In short, Ellie’s skilful management naturally succeeded in putting The Boys in such excellent spirits that every time they got a letter from him they felt like shooting up a Home for Incurables.

But in due and good time it came to pass that all those Salesmen on Elliott’s staff that were not buying clapboard homes on installment, slapped in their resignations and politely told Ellie and His System to go to hellenstaythere.

This, however, did not cause so much as a tropical ripple on the sea of Serenity upon which Elliott Buckingham Tudor-Smith was gliding so smoothly. As fast as one Salesman would up and kick off his breechin’, Ellie would hire another, and each time he got a better man than the man who quit. After a while he had as fine a bunch of Ribbon Clerks as ever lined up against a soda fountain on a reckless Saturday afternoon.


But all things come to him who stoops over when the boot of Wrath draws nigh.
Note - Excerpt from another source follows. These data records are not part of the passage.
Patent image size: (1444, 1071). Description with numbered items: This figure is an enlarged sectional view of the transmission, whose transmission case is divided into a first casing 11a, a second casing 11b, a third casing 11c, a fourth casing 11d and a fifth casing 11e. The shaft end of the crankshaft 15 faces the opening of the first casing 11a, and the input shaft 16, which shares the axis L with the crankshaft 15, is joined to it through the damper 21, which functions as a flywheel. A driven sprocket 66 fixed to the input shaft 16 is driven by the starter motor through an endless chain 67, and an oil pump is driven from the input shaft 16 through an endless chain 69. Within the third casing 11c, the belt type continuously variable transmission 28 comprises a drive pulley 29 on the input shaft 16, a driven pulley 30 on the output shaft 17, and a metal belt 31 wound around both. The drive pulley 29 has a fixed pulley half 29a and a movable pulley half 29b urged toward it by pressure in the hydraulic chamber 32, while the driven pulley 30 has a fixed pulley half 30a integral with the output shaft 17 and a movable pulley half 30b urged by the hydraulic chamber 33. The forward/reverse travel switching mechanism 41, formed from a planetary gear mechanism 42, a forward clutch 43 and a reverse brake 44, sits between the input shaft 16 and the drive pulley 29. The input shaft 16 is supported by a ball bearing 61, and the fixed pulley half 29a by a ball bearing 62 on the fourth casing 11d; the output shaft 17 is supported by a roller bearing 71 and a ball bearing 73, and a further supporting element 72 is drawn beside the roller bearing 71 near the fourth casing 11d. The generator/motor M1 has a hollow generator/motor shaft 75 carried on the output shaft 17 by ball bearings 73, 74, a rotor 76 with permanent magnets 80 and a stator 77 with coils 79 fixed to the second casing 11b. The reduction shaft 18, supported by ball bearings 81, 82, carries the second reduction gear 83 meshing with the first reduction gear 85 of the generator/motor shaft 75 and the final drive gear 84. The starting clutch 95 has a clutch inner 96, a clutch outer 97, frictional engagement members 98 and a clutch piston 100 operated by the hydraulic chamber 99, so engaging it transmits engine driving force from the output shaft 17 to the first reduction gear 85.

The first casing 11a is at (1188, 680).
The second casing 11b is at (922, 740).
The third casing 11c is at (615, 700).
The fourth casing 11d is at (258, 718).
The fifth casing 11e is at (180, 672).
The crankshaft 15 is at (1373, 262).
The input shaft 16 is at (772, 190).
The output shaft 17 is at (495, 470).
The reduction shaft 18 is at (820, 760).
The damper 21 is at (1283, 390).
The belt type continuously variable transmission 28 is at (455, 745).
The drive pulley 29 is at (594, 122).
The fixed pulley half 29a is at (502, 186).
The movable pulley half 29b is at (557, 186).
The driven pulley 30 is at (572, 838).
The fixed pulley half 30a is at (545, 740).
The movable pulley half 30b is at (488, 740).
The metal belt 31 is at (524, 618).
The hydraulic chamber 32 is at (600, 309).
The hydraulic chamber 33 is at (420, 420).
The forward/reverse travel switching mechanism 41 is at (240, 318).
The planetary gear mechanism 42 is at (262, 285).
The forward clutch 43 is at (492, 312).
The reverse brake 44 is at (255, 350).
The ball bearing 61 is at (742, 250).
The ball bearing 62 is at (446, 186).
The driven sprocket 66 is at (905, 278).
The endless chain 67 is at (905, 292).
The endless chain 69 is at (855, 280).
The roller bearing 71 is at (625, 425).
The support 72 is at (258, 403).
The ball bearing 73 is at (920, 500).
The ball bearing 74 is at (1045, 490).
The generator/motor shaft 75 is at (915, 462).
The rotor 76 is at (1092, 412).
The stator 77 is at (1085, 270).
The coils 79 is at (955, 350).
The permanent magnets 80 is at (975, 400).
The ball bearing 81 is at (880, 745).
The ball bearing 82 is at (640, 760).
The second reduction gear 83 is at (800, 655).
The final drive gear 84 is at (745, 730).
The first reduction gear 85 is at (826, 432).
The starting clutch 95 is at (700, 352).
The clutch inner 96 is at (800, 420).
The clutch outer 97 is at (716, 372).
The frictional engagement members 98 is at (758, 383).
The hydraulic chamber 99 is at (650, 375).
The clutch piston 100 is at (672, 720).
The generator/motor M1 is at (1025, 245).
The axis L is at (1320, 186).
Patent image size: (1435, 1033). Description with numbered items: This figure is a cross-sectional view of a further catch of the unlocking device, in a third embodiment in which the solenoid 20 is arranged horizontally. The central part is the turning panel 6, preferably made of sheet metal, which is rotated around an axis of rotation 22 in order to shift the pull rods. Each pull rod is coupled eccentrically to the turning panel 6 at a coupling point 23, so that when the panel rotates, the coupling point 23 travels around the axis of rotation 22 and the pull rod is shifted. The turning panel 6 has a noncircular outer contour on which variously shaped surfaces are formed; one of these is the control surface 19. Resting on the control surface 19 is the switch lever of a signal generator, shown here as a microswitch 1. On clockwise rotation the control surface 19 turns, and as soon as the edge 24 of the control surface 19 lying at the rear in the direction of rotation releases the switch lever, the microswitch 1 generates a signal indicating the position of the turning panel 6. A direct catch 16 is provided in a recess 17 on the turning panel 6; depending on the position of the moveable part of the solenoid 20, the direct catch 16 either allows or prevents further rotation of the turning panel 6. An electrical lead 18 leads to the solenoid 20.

At the end of the Fiscal Year, which is the time of reckoning and erasing and general all ’round fixing of fake entries, Comrade President called Elliott into his private office, leaned back in his executive Swivel, and relieved himself of the following ballad:

“Young man,” he said, feeling for his tonsils to see that they were on straight, “I have just looked over the Sales Record for the year during which you have been benching in the Sales Department, and I find that Sales have fallen so shockingly low that they ought to be in a Rescue Home.

“When I gave you that job I was following out a plan that has proven successful in many cases as shown by magazine articles. I thought you would make a good Sales Manager because you knew nothing about Selling, just as the best organizers of Business Men’s Associations are Kendallville Professors who know nothing about Business, and the best writers of Efficiency Stuff are men who file their correspondence on a hook, and the most dazzling Shop Management Talksters those who heave a wheelbarrow over a fence and never see the gate.

“I now see that I was not only Dead Wrong but absolutely bughouse. I might as well expect to get a good hair-cut by a piano-tuner or boxing-lessons from a Tea Tenor, as to get a good Sales Manager out of any man who gets off a train head-first and doesn’t know a Sample Case from a schmeerkase.

“In twelve long, lanky months you haven’t yet got the lie of the 2nd hole on the Selling Course, and I have a sneaky suspicion that you wouldn’t get around the first Nine in ninety years.

“You couldn’t get a Salesman’s point of view if he stuck you in the leg with it, and for the same reason you couldn’t see the Dealer’s slant on things, nor the House’s policy if you trained a super-telescope on them.

“Besides all that, you have been so busy trying to think out some new high-sounding title for your job, and writing brainless Briefs on Salesmanship for the tired Trade Press, and attending so many noonday foolishers called Business Luncheons, that you haven’t yet had time to learn whether our Line of Goods is made to wear or to eat.

“Here and there in this worryful World of Business you will occasionally find some old moss-chest who still holds that Salesmanship means SELLING GOODS, and not Charts, Maps, Conferences and After Dinner Oratory. I now see, after a brief but total eclipse of Horse Sense due to too much reading and too little thinking, that I am one of those Old Timers myself.

“I don’t blame you,” he went on, unmindful of a pair of quaking pants before him, “for getting the Bilged Bean right at the crank-up, for you have never shinned the rough spots of Salesmanship yourself, and you haven’t got the imagination of a moving van.

“The fault is all mine,” he concluded, “but that’s a matter that doesn’t cut any cantaloupe now. So get back to the High Stool and ply your penmanship! I’ve decided to hire a Regular. Voetsak!”